I'm trying to do a variant of linear regression. To set the context, we normally define a cost function as something like this: $$E=\frac{1}{n} \sum_{i=1}^n \left( h(x_i) - y_i\right)^2$$ Where: $$h(x_i) = \sum_{j=1}^m w_j x_{i,j} = \mathbf{w}^T\mathbf{x}_i$$ Now, following various standard textbooks, we can derive the gradient with respect to $\mathbf{w}$, set the gradient to zero, solve for $\mathbf{w}$, and ultimately derive this formula for linear regression: $$\mathbf{w} = (\mathbf{X}^T\mathbf{X})^{-1}\mathbf{X}^T\mathbf{y}$$
The problem I'm having is that the scale of my $\mathbf{x}$ and $\mathbf{y}$ values is pretty wide, from very small values to very large ones. What linear regression normally does is minimize the squared difference between computed $\mathbf{\hat{y}}=\mathbf{w}^T\mathbf{x}$ and data set $\mathbf{y}$. This is a problem for me, because for my data the difference needs to be small for small y's, but it can be large for large y's. In other words, for larger y values, I can tolerate more error.

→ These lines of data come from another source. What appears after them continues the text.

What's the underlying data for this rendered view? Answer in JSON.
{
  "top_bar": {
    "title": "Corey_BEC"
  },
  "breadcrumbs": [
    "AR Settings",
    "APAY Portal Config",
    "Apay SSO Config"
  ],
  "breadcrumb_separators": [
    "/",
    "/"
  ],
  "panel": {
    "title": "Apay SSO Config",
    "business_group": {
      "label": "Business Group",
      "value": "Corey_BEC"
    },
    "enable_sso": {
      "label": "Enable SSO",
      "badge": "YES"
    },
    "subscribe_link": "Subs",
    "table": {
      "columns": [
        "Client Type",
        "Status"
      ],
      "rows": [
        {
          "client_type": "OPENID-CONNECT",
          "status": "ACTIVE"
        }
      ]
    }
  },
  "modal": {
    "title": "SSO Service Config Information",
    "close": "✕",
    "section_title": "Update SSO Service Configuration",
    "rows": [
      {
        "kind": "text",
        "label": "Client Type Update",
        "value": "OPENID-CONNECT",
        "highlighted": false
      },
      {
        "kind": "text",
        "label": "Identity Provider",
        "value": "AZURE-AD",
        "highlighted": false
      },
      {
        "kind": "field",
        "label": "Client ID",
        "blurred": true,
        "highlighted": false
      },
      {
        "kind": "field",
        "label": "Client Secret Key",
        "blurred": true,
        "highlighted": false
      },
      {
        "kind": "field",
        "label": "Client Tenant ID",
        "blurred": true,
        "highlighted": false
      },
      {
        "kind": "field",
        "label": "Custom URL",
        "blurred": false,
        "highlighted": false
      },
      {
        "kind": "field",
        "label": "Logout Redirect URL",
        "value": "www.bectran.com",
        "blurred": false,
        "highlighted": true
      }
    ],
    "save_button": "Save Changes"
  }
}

What actually would work better for me is if I could get the ratio of $h(x)$ and $y$ to be as close as possible to 1. Something like this: $$E=\frac{1}{n} \sum_{i=1}^n \left( \frac{h(x_i)}{y_i}-1\right)^2$$
Questions:
- Is there already such a thing? After some time googling for something like this, I've come up empty, but I'd be amazed if someone hadn't already invented something like this hundreds of years ago. If it already exists, what's it called?
- I get stuck trying to turn this into a matrix form. The first thing I've never dealt with before is the element-wise vector division. I don't even know a notation for that. How would one get past this in the derivation?
- I could do this using gradient descent. The on-paper derivation (avoiding vector notation) is not a big deal. Besides, I could use sympy or any other algebra library and have the library do the partial derivatives for me. But: Is there a closed form solution for this?
- Maybe this isn't the best way to achieve what I want. I think that making the ratio of computed $\mathbf{\hat{y}}$ and data set $\mathbf{y}$ close to 1 seems most appropriate for my data set, but is there a more sensible approach that would achieve the same goals that someone smarter has already thought of?
Note that:
$\begin{align} \ln (1 + x) \approx x + \frac{x^2}{2} + \dotsb \end{align}$
so that fitting a log-log line is approximately minimizing the relative deviations (as long as the errors are small).